Exercise: Clean a cloud using automatic filters

The software provides several automatic filters in order to clean up a point cloud and remove noisy points.

Automatic Filter: Noise

Open the file Victory.3dr

This file contains 2 point clouds, one with noise, and one already filtered. Show only and select the cloud named “Victory + noise” and go to Noise.

If the goal is to delete sparse points inside the cloud, don't check the Noisy points option.

The points involved are highlighted and displayed in a different color. You can adjust the slider to remove more or less points. In this example, we can put the intensity to 80 in order to remove points which are in fact measurement errors (blue points in the picture).

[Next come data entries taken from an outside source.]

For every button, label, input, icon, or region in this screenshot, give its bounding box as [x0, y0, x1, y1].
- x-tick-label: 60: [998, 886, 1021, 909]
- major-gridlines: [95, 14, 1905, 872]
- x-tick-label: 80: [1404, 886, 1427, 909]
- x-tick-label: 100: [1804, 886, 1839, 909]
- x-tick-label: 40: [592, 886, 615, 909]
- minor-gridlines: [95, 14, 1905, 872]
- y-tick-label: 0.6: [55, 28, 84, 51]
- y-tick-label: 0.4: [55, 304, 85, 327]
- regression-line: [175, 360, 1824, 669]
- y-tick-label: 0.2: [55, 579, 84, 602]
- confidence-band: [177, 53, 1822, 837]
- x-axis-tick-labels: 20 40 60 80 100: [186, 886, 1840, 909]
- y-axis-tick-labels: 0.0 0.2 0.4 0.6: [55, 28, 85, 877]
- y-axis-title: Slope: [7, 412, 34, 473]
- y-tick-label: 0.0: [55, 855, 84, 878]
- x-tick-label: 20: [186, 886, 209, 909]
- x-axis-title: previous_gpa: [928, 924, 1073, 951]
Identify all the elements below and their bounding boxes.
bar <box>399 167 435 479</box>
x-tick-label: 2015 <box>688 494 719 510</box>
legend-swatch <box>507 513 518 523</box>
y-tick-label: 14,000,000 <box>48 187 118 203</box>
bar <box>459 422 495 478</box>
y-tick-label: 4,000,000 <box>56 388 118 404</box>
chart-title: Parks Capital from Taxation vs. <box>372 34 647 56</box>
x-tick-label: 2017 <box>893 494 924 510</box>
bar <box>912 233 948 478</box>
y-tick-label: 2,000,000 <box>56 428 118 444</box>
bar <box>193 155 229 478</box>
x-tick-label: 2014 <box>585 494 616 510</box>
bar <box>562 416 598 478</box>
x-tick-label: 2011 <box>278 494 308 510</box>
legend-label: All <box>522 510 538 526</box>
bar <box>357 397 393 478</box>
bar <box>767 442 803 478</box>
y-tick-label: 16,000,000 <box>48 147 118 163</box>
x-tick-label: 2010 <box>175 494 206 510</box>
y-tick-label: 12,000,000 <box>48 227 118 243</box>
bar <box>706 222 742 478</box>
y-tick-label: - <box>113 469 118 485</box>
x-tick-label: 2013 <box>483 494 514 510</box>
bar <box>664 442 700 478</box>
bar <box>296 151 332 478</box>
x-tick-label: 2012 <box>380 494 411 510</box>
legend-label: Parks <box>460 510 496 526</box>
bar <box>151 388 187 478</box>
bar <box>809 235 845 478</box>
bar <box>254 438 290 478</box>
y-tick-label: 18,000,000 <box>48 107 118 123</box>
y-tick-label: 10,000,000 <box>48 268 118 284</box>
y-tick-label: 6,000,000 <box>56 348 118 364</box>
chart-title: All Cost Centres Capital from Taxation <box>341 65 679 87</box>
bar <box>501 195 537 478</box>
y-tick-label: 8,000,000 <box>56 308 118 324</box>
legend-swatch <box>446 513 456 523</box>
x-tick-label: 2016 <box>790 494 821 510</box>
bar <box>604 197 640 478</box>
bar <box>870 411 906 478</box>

Information appear in the dialog box to notify you how many points will be deleted.

Note

In order to work correctly, this filter requires a point cloud with a regular density.

images/download/attachments/173278144/image2019-9-16_14-31-32.png Remove noisy points in a cloud

Automatic Segmentation: Distance

Open the file CleanPointCloud.3dr

This file contains the point cloud of a dam having noisy and undesired parts.

Select the cloud named “DamRock” and go to Distance.

Use this filter in order to split the cloud in smaller clouds and isolate the part of the dam. The cloud is split according to the maximum distance between points. This distance also corresponds to the minimum distance between sub clouds.
The initial value is computed according to the average density of the cloud. For a first test, you can let it by default and preview the result.

Then, you can change Segmentation distance value to fit your needs. Set the parameter to 0.4 m. You can delete automatically the small clouds with the option Filter small sub-clouds of less than 10 points. Click on Preview to preview the results and OK to validate them.

Check the displayed results: Cloud has been exploded into 898 sub-clouds. Then, 789 sub-clouds have been deleted.

images/download/attachments/173278144/image2019-9-16_14-33-46.png Explode a cloud with a distance criterion

All the kept sub clouds are added into the Cloud Group and ordered from biggest to smallest regarding their number of points.

If the cloud is exploded in more than 1000 parts, the smallest will automatically be deleted in order to keep only the 1000 biggest sub clouds.